30. Bijzondere omstandigheden kunnen echter met zich meebrengen dat de rechter in hoger beroep wel nader motiveert waarom een hogere straf wordt opgelegd dan in eerste aanleg geschiedde. Daarvan is sprake indien de oplegging van een aanzienlijk hogere straf zonder motivering dienaangaande verbazing zou wekken (cf. Corstens, o.c., p. 694). In casu heeft het hof in zijn strafmotivering duidelijk aangegeven waarom ondanks de vrijspraak voor feit 3 niet werd afgeweken van de vordering van de advocaat-generaal, nl. een gevangenisstraf van twaalf jaren. Verder heeft het hof onder 11.4 en 11.5 bijzondere omstandigheden in ogenschouw genomen ter bepaling van de straf. Voorzover aangenomen zou moeten worden - ik wijs op de vrijspraak voor feit 3 - dat het hof gehouden was te motiveren waarom ten opzichte van de door de rechtbank opgelegde straf een hogere straf werd opgelegd, voldoet de strafmotivering nog steeds aan de daaraan te stellen eisen. Met de verwijzing naar HR 8 juni 1982, NJ 1983, 237 wordt eraan voorbij gegaan dat in deze zaak na bewezenverklaring van poging tot moord eenzelfde straf was opgelegd als in eerste aanleg waar medeplegen van moord bewezen was verklaard, terwijl het hof had volstaan met een standaardmotivering. In casu is geenszins sprake van een standaardmotivering. De motivering voldoet aan alle daaraan te stellen eisen. Het middel faalt derhalve.

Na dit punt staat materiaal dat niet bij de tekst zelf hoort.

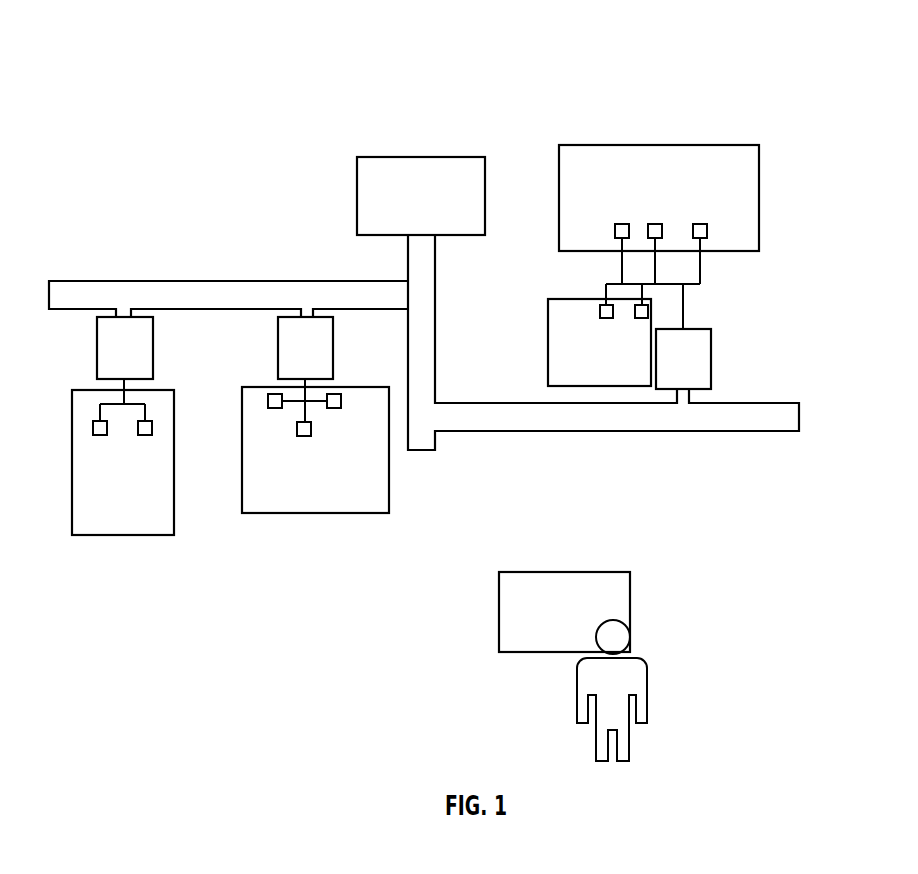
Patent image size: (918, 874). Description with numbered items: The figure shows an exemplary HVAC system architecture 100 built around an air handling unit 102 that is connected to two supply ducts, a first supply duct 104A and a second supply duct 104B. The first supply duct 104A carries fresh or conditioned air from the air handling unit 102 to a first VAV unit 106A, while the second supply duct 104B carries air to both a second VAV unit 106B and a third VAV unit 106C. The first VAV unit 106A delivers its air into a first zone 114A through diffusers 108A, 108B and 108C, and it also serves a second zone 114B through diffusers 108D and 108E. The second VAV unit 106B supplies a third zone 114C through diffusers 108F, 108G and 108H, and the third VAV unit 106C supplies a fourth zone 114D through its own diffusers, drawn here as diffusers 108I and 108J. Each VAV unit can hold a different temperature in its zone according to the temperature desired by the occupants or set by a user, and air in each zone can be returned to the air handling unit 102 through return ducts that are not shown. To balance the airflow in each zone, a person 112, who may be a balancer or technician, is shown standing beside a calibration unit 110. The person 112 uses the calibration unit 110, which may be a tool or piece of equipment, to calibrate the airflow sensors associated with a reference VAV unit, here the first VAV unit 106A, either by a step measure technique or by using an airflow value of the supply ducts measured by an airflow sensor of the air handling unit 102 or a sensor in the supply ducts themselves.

The system architecture 100 is at (527, 76).
The air handling unit 102 is at (430, 156).
The first supply duct 104A is at (799, 411).
The second supply duct 104B is at (288, 297).
The first VAV unit 106A is at (711, 348).
The second VAV unit 106B is at (278, 338).
The third VAV unit 106C is at (97, 338).
The diffuser 108A is at (707, 231).
The diffuser 108B is at (655, 224).
The diffuser 108C is at (615, 230).
The diffuser 108D is at (600, 309).
The diffuser 108E is at (636, 318).
The diffuser 108F is at (338, 408).
The diffuser 108G is at (304, 436).
The diffuser 108H is at (270, 409).
The diffuser 108I is at (152, 427).
The diffuser 108J is at (93, 427).
The calibration unit 110 is at (557, 571).
The person 112 is at (646, 672).
The first zone 114A is at (759, 180).
The second zone 114B is at (548, 361).
The third zone 114C is at (378, 485).
The fourth zone 114D is at (174, 525).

31. De middelen 1, 3 en 4 falen en lenen zich voor toepassing van art. 81 RO; middel 2 is gegrond maar leidt niet tot het beoogde resultaat van vernietiging. Gronden waarop de Hoge Raad gebruik zou moeten maken van zijn bevoegdheid de bestreden uitspraak ambtshalve te vernietigen heb ik niet aangetroffen.

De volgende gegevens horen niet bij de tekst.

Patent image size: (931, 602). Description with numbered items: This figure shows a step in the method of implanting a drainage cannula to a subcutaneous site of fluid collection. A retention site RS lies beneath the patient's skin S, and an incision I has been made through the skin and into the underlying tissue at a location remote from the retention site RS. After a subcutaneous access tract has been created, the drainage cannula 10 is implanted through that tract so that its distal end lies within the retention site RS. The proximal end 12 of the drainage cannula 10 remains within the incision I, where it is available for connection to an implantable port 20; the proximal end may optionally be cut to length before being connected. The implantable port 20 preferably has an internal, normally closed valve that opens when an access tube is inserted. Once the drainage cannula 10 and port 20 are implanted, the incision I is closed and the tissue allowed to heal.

32. Deze conclusie strekt tot verbetering van het bestreden arrest door extirpatie van de bewijsmiddelen 3 en 4 en van de daarop betrekking hebbende bewijsoverweging, en tot verwerping van het beroep.
De Procureur-Generaal
bij de Hoge Raad der Nederlanden,
AG
1 Kamerstukken II, 1913-1914, 286, nr 3, p. 170.
2 Murray v. UK, EHRM 8 februari 1996, NJ 1996, 725, m.nt. Kn; zie ook Mink K. v. Nederland, EHRM 4 juli 2000, NJ 2001, 401, m.nt. Kn.; HR 18 mei 1999, NJ 2000, 104, Sch.

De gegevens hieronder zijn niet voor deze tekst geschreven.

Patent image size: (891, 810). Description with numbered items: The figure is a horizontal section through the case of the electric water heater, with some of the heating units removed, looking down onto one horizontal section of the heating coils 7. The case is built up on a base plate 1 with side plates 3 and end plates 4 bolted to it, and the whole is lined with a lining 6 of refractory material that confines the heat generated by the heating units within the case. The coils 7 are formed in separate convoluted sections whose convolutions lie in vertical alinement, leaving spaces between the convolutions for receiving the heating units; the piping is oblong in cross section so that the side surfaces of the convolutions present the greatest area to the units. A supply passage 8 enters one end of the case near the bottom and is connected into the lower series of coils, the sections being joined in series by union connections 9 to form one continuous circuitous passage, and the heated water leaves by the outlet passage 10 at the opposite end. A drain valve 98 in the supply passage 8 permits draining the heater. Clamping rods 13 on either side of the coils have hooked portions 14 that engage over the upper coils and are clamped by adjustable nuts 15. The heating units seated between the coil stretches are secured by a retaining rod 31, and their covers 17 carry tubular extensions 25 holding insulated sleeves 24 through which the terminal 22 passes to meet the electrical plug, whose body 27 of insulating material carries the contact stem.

3 Bewijsmiddel 6 geeft de resultaten weer van het (DNA)onderzoek naar de bloedsporen in de woning van het slachtoffer: zes bloedsporen kunnen van verzoeker afkomstig zijn, met een kans van vele malen minder dan één op de miljoen dat een willekeurige individu hetzelfde profiel bezit als dat van een van de veiliggestelde en onderzochte bloedsporen; van twee bloedsporen is een mengprofiel verkregen dat overeenkomt met het DNA-profiel dat zou ontstaan indien celmateriaal van het slachtoffer vermengd zou worden met celmateriaal van verzoeker.
Ik maak nog melding van het feit dat het hof - anders dan de rechtbank - het slaan met de vaas niet bewezen heeft verklaard. Dit zal ermee te maken hebben dat het rapport van de patholoog-anatoom dr Visser niet het slaan met de vaas mede als doodsoorzaak noemt. Deze partiële vrijspraak sluit het slaan van het slachtoffer met de vaas - als niet tenlastegelegde poging tot doodslag - niet uit, in welk verband het bloedspoor op de gebroken vaas relevant blijft.